The sample inputs are good as a smoke test, but they're often not good indicators that your program can handle the more extreme test cases too. You should always test with more than the sample inputs. If my calculations are correct, your program will produce the wrong result for the following input:
999000 999250
For reference, the expected output for this is:
999000 999250 321
There, I narrowed your search space down to 251 cycles :) Now get your debugger and finish the job.
Anyway, what follows is the full explanation and solution in spoiler markup. Mouse over the blank space if you want to read it, stay put if you want to figure it yourself.
The problem states that i and j are less than one million and that no operation overflows a 32-bit integer.
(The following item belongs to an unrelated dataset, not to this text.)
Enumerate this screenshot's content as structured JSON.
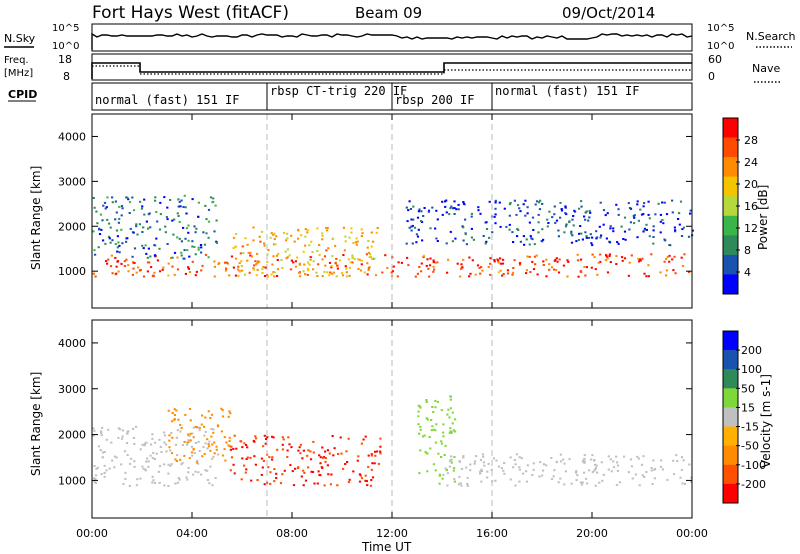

This means that no intermediate result will be larger than 4294967295. However, an int is a signed type, so, even if it has 32-bits, it only has 31 bits for the absolute value, and thus cannot fit any number larger than 2147483647. Numbers larger than these occur in the cycles of for several Ns in the problem range, one of which is 999167. Using an unsigned 32 bit integer is one solution.
There is nothing mystery. The largest intermediate number overflows 31-bit of the signed integer. You need to declare record.number and nextNumber as unsigned int.